The content includes phone-in interviews of Chhota Shakeel on Aaj Tak and ABP News in which he claimed Yakub Memon was innocent and said that four mercy petitions were dismissed in a single day. He also alleged that justice had not been done and that he did not believe the court. NDTV 24x7 had aired an interview of Yakub Memon’s lawyer who spoke about how many countries have done away with the death penalty.
The show-cause notices to the channels invoke at least three sections including Section 1(d), Section 1(g) and Section 1(e) of Rule 6 of the Programme Code prescribed under the Cable Television Network Rules, 1994.
Section 1(d) states that no programme should be carried which contains anything “obscene, defamatory, deliberate, false and suggestive innuendos and half-truths.” Section 1(e) states that no programme should be carried in the cable service which is “likely to encourage or incite violence or contains anything against maintenance of law and order or which promote anti-national attitudes. Section 1(g) bars channels from carrying content which “contains aspersions against the integrity of the President and Judiciary”.
Yakub Memon’s hanging on July 30 came hours after an unprecedented late-night opening of the Supreme Court that eventually rejected a final plea for a stay on his execution. That order came 12 hours after the same bench had dismissed another writ petition by Yakub challenging the validity of the death warrant. Justices Dipak Misra, P C Pant and Amitava Roy also rejected objections raised by Justice Kurian Joseph a day earlier and said there was no legal lacuna in dealing with Yakub’s curative petition which was dismissed on July 21.
Sources said the I&B ministry obtained video clips of the Chhota Shakeel phone-in and Yakub’s lawyer’s statement from the Electronic Media and Monitoring Centre (EMMC) to get the quotes which have been cited in the notice.
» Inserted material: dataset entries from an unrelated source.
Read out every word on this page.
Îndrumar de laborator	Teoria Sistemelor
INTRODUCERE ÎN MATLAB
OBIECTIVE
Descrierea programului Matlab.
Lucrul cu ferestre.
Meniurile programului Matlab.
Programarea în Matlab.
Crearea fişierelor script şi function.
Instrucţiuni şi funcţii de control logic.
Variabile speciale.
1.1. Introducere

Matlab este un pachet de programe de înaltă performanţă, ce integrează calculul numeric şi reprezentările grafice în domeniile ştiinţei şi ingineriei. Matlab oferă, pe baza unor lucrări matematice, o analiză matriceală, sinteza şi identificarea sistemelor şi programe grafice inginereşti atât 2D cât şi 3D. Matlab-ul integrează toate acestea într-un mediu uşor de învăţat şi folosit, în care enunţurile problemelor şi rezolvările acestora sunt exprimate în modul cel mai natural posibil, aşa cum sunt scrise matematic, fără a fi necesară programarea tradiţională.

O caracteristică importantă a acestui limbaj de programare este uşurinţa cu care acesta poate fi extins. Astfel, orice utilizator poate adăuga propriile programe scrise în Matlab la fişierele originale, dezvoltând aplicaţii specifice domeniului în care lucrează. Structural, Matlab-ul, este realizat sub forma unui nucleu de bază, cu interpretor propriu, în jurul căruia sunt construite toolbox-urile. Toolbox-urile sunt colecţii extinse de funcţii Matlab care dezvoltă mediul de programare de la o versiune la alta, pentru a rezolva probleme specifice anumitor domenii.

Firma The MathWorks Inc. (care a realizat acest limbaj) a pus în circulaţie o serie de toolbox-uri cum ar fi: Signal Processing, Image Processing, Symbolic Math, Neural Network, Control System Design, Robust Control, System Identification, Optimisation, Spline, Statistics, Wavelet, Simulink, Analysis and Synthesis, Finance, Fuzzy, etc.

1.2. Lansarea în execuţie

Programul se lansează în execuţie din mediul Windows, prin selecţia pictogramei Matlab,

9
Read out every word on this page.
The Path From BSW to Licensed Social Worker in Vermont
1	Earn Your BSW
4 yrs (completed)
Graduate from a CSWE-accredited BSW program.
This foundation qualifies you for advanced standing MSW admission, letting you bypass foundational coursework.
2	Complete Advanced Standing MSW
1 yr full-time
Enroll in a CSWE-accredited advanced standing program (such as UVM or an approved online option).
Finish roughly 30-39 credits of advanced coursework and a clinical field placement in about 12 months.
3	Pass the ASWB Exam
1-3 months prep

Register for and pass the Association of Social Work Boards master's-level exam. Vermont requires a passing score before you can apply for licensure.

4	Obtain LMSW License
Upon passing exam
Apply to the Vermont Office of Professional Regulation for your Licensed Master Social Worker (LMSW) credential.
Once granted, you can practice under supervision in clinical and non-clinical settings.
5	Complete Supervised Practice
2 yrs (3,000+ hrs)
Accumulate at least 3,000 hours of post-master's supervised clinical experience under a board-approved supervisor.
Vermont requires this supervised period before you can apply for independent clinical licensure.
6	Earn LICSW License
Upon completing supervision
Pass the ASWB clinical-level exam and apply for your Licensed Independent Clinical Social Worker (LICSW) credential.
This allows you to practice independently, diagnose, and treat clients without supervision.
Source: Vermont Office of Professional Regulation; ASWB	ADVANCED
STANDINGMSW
At least three orders prohibiting transmission of channels for a period ranging from one day to 30 days have been issued by the Government so far. NDTV Good Times and TLC were taken off air for a day for content described as adult and Al-Jazeera was prohibited for five days after it did not show Jammu & Kashmir as an integral part of India in the country’s map.
Once the channels reply to the show-cause notice, an inter-ministerial committee, which includes officials from the Home, External Affairs and Defence ministries, will review their response and decide on the next step.